Lavoro come psicoterapeuta ormai da diversi anni, la maggioranza dei miei pazienti sono giovani donne dai 25 ai 40 anni, arrivano perlopiù per sintomi ansiosi, attacchi di panico, stati depressivi. i fattori scatenanti possono essere diversi…famiglia, pressioni lavorative/universitarie, delusioni amorose. Quello che spesso mi stupisce di queste ragazze così fragili, in realtà è la loro eccezionale intelligenza, le risorse interne che faticano a far emergere ma che hanno, la loro capacità di leggersi dentro, ma anche il desiderio fortissimo di lavorare su di sè, di cambiare, di crescere.
Eppure qualcosa le blocca, le fa dubitare di quello che potrebbero essere, di quello che sono, le fa incespicare tanto da risultare arrendevoli, rassegnate, così deluse e abbattute da non riuscire a vedersi, riconoscersi, conoscersi.
Difficile dipingere un quadro generale, ognuna di loro ha una storia unica, problematiche differenti, un percorso evolutivo e trasformativo peculiare, ma mi sono trovata ad identificare degli elementi comuni, ed in particolare un elemento che le contraddistingue: la solitudine. Non parlo dell’essere sole ed isolate dal mondo, queste ragazze hanno spesso, non sempre, una rete ampia di amicizie e conoscenze con cui passare il tempo libero, confrontarsi, ma ad un certo punto è come se non fossero sufficienti, come se il vuoto interiore che vivano possa solo essere coperto dal rumore delle chiacchiere, delle uscite serali, delle vacanze in gruppo, ma non possa essere colmato.
Il desiderio più grande resta quello di trovare un compagno, che le possa apprezzare, capire, coccolare, ma soprattutto con cui poter condividere la vita…cose semplici all’apparenza, un cinema, una cena, dei progetti insieme, una risata, uno sguardo d’intesa, ma che possa farle sentire complete, amate, rispettate.

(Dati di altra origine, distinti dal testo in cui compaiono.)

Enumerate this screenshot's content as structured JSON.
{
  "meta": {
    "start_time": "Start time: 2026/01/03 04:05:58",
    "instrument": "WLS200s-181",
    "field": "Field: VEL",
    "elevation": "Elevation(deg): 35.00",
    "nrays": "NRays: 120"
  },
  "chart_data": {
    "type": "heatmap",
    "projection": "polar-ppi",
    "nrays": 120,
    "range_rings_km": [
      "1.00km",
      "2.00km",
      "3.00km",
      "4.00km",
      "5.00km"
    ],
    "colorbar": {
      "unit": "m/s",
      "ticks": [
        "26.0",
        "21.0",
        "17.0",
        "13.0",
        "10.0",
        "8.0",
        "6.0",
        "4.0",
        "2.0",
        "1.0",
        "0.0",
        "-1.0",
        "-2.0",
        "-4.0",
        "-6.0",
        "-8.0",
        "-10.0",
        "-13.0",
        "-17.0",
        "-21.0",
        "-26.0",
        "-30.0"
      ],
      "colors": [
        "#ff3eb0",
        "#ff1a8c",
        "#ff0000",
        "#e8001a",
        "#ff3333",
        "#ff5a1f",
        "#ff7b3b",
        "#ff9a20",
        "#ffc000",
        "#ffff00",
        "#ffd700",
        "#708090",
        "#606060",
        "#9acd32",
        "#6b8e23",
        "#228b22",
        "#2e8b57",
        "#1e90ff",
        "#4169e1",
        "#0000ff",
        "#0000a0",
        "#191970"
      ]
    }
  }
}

E dove sono questi ragazzi? tutti già “presi”? la sensazione, soprattutto dopo i trent’anni, mentre si assiste ai vari fidanzamenti, matrimonio, famiglie delle amiche intorno, è di essere state scartate, o peggio di doversi accontentare degli avanzi, perchè se qualcuno è libero di sicuro ha un problema, è difettato, quindi anche loro lo sono. La ricerca del compagno diventa quindi una missione a tappe forzate e deludenti. esauriti gli amici degli amici, si passa ai conoscenti, all’ambiente di lavoro, alle vacanze per gruppi di single, all’uso dei social, in particolare di tinder…in fondo siamo una società connessa sempre e ormai quasi esclusivamente, abbiamo spostato l’ambiente di incontro dall’aperitivo allo schermo del cellulare, dove possiamo essere tutto e il contrario di tutto, con apparente rischio minimo.

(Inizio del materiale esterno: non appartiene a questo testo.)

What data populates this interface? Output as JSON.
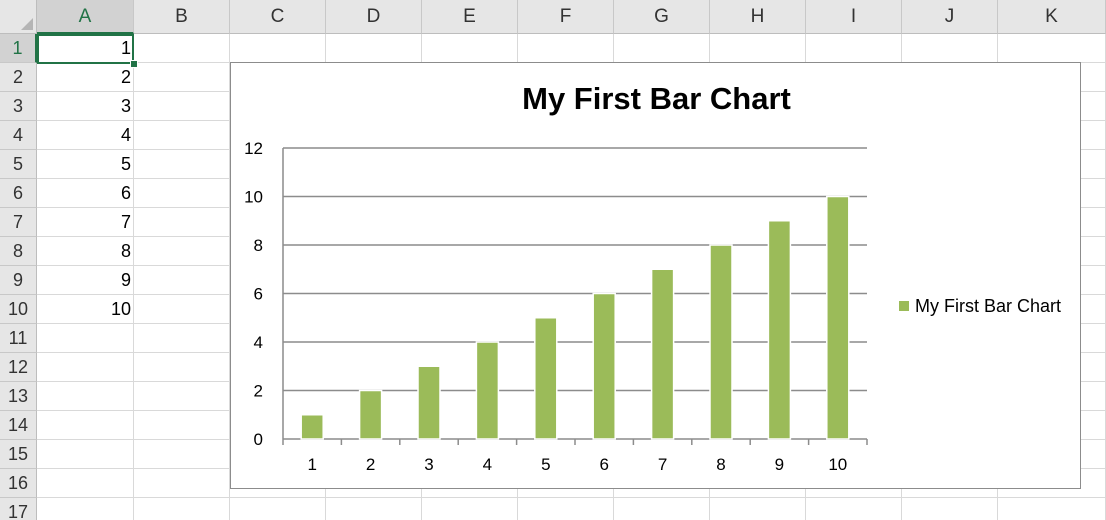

E dico apparente perchè le modalità di incontro sui social sono al contempo facilitanti e devastanti. Innanzitutto ci si scontra con uomini che dichiarano da subito cosa non vogliono: no relazioni stabili, no bionde, no more, no basse o alte, no isteriche o pretenziose… si parte da quello che si esclude, non da quello che si desidera, e già questo è indicativo. L’elemento dichiarato o più spesso implicito è che ci si conosce con uno scopo e quello soltanto, quindi il tutto avviene alla velocità della luce, non ci sono i passaggi del corteggiamento, se non brevi e virtuali, si passa subito ad un linguaggio più spinto, sessualmente intenzionato, così ancor prima di vedersi, di toccarsi, di conoscersi davvero si va a creare un’intimità fittizia carica di aspettativa, che se non incontra la realtà ha come risultato un abbattimento dell’autostima, l’inizio di una serie di domande sul cosa ho di sbagliato, cosa ho fatto di sbagliato, perchè io non sono abbastanza. anche la chiusura è altrettanto rapida e drastica, da che ci si scriveva fino a notte fonda a che il ragazzo in questione sparisce senza lasciare di sè alcuna traccia, se non quella chiara che la sua presenza sulla app ne denota la ricerca di qualcun altro.
C’è una specie di frenesia all’inizio, quella di avere finalmente successo nell’incontro con l’altro, si comincia con il chattare con più persone contemporaneamente, si hanno diversi appuntamenti, si fa sesso con leggerezza e voglia di lasciarsi andare e poi gli epiloghi tutti uguali lasciano dietro di sè il deserto emotivo.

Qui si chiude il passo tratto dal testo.